CECI N’EST PAS UN JEU TELEVISE

mais une proposition d’atelier d’écriture.

Une pièce qui épouse les dimensions d’une scène de théâtre à l’italienne et qui peut donc être enrichie de multiples éléments du décor au cas où elle se jouerait à l’extérieur. L’important est d’avoir l’impression que les acteurs n’ont pas le droit de regarder du côté du public, que ce côté-là leur est interdit, comme s’ils appréhendaient ce qui s’y découvrirait et sur lequel on peut faire réfléchir les élèves. Pas besoin de vidéo-surveillance donc, la présence du public suffit.

ACTE I

Un lit à deux places, deux canapés à trois places, quatre fauteuils dont les accoudoirs attirent tour à tour chacun des douze protagonistes, qui viendront s’y asseoir au moins une fois par acte. Dans le fond, un couloir d’entrée mène à la cuisine. A gauche, une porte vitrée côté jardin. A droite la même porte côté cour. On pourra s’étonner du fait que les protagonistes n’aient pas songé à sortir. Mais songe-t-on à sortir de la vie ? Après tout ils ont tout ce qu’ils souhaitent dans leur microcosme.
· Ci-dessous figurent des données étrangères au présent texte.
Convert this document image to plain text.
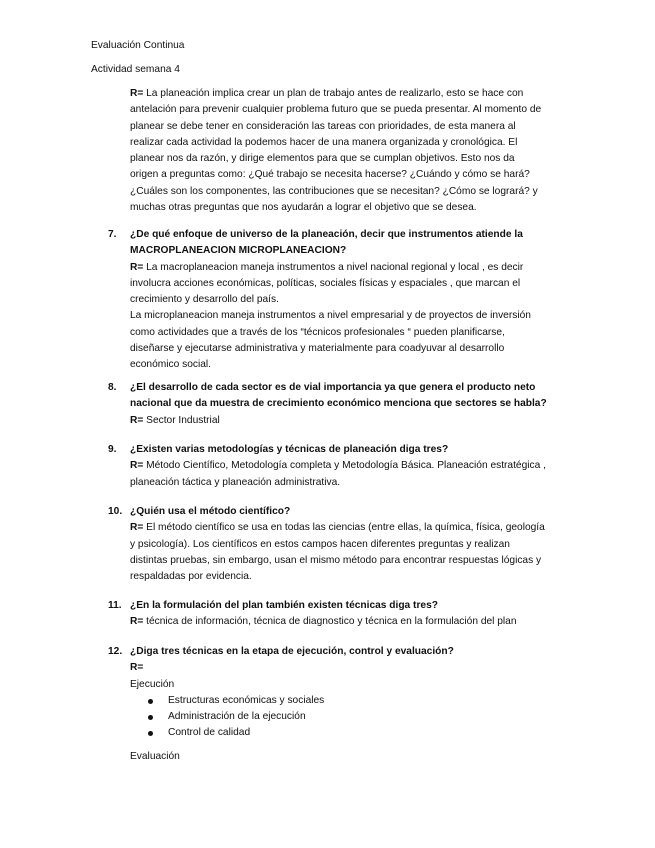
Evaluación Continua

Actividad semana 4

R= La planeación implica crear un plan de trabajo antes de realizarlo, esto se hace con antelación para prevenir cualquier problema futuro que se pueda presentar. Al momento de planear se debe tener en consideración las tareas con prioridades, de esta manera al realizar cada actividad la podemos hacer de una manera organizada y cronológica. El planear nos da razón, y dirige elementos para que se cumplan objetivos. Esto nos da origen a preguntas como: ¿Qué trabajo se necesita hacerse? ¿Cuándo y cómo se hará? ¿Cuáles son los componentes, las contribuciones que se necesitan? ¿Cómo se logrará? y muchas otras preguntas que nos ayudarán a lograr el objetivo que se desea.

7. ¿De qué enfoque de universo de la planeación, decir que instrumentos atiende la MACROPLANEACION MICROPLANEACION?

R= La macroplaneacion maneja instrumentos a nivel nacional regional y local , es decir involucra acciones económicas, políticas, sociales físicas y espaciales , que marcan el crecimiento y desarrollo del país.

La microplaneacion maneja instrumentos a nivel empresarial y de proyectos de inversión como actividades que a través de los “técnicos profesionales “ pueden planificarse, diseñarse y ejecutarse administrativa y materialmente para coadyuvar al desarrollo económico social.

8. ¿El desarrollo de cada sector es de vial importancia ya que genera el producto neto nacional que da muestra de crecimiento económico menciona que sectores se habla?

R= Sector Industrial

9. ¿Existen varias metodologías y técnicas de planeación diga tres?

R= Método Científico, Metodología completa y Metodología Básica. Planeación estratégica , planeación táctica y planeación administrativa.

10. ¿Quién usa el método científico?

R= El método científico se usa en todas las ciencias (entre ellas, la química, física, geología y psicología). Los científicos en estos campos hacen diferentes preguntas y realizan distintas pruebas, sin embargo, usan el mismo método para encontrar respuestas lógicas y respaldadas por evidencia.

11. ¿En la formulación del plan también existen técnicas diga tres?

R= técnica de información, técnica de diagnostico y técnica en la formulación del plan

12. ¿Diga tres técnicas en la etapa de ejecución, control y evaluación?

R=

Ejecución

Estructuras económicas y sociales
Administración de la ejecución
Control de calidad

Evaluación
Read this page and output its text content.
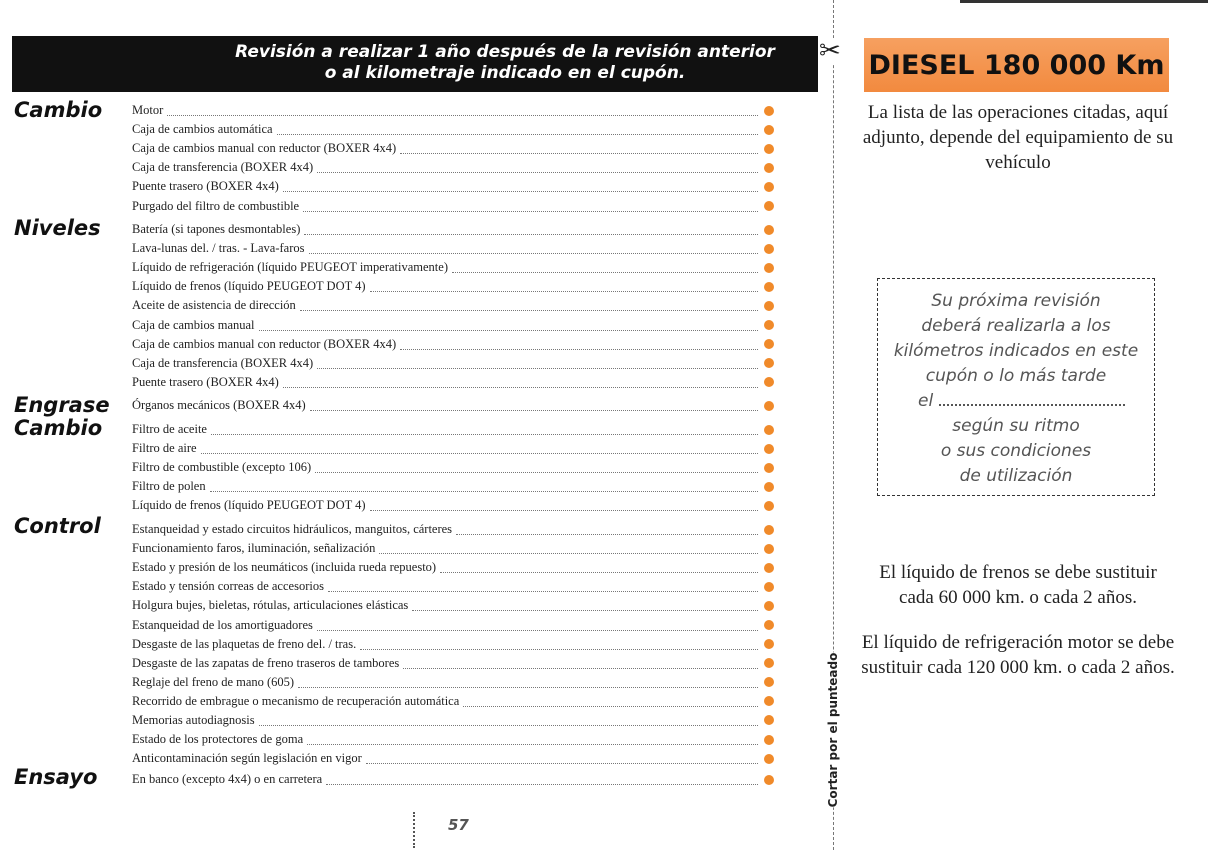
Revisión a realizar 1 año después de la revisión anterior
o al kilometraje indicado en el cupón.
Cambio Motor
Caja de cambios automática
Caja de cambios manual con reductor (BOXER 4x4)
Caja de transferencia (BOXER 4x4)
Puente trasero (BOXER 4x4)
Purgado del filtro de combustible
Niveles	Batería (si tapones desmontables)
Lava-lunas del. / tras. - Lava-faros
Líquido de refrigeración (líquido PEUGEOT imperativamente)
Líquido de frenos (líquido PEUGEOT DOT 4)
Aceite de asistencia de dirección
Caja de cambios manual
Caja de cambios manual con reductor (BOXER 4x4)
Caja de transferencia (BOXER 4x4)
Puente trasero (BOXER 4x4)
Engrase Órganos mecánicos (BOXER 4x4)
Cambio Filtro de aceite
Filtro de aire
Filtro de combustible (excepto 106)
Filtro de polen
Líquido de frenos (líquido PEUGEOT DOT 4)
Control Estanqueidad y estado circuitos hidráulicos, manguitos, cárteres
Funcionamiento faros, iluminación, señalización
Estado y presión de los neumáticos (incluida rueda repuesto)
Estado y tensión correas de accesorios
Holgura bujes, bieletas, rótulas, articulaciones elásticas
Estanqueidad de los amortiguadores
Desgaste de las plaquetas de freno del. / tras.
Desgaste de las zapatas de freno traseros de tambores
Reglaje del freno de mano (605)
Recorrido de embrague o mecanismo de recuperación automática
Memorias autodiagnosis
Estado de los protectores de goma
Anticontaminación según legislación en vigor
Ensayo	En banco (excepto 4x4) o en carretera
57
✂
Cortar por el punteado
DIESEL 180 000 Km
La lista de las operaciones citadas, aquí adjunto, depende del equipamiento de su vehículo
Su próxima revisión
deberá realizarla a los
kilómetros indicados en este
cupón o lo más tarde
el
según su ritmo
o sus condiciones
de utilización
El líquido de frenos se debe sustituir cada 60 000 km. o cada 2 años.
El líquido de refrigeración motor se debe sustituir cada 120 000 km. o cada 2 años.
Argument : L’action commence in medias res. L’échange des propos dure depuis au moins 5 bonnes minutes. Les personnages sont réveillés à tour de rôle, tout habillés s’entend selon les goûts des élèves. Seulement voilà : aucun d’eux ne se souvient ni pourquoi ni comment il se retrouve dans cette pièce en laquelle il se sait pour l’instant enfermé à double tour avec ses camarades. Le premier acte épouse alors leur prise de conscience de la situation, chacun s’interrogeant sur celle-ci et livrant son interprétation à ce sujet. Indépendamment des propositions de dialogues conçus par les élèves, il serait bien que les phrases-clés que je propose soient énoncées par ceux qui, à tour de rôle, s’assoient sur l’accoudoir.

– Mais enfin où sommes-nous ?

– Et comment sommes-nous arrivés ici ?

– C’est drôle je ne me souviens de rien ?

– Moi ? Je sais que je suis mais je ne sais pas qui je suis. Je ne sais plus.

– C’est étrange. Je serais incapable de vous reconnaître et pourtant il me semble que je vous connais depuis une éternité.

– Est-ce que quelqu’un a une explication plausible à donner ?

– Si c’est une farce elle est de fort mauvais goût…

Ces phrases sont en quelque sorte des embrayeurs, des étapes obligées du dialogue. Elles peuvent être triturées, chevillées, adaptées au contexte, à la situation de communication, par les élèves mais doivent conserver leur contenu notionnel (leur sens) de façon à orienter la pièce vers une profondeur métaphysique insoupçonnée. Ensuite les protagonistes vont chercher à se présenter mais comme ils n’ont aucun souvenir de leur vie antérieure, ils vont se référer, plutôt qu’au passé, au présent et surtout à l’avenir, tel qu’ils l’envisagent…

– Elle est classe, cette piaule. Regardez moi ces…

– Qui veut du café, j’ai trouvé tout ce qu’il faut dans la cuisine.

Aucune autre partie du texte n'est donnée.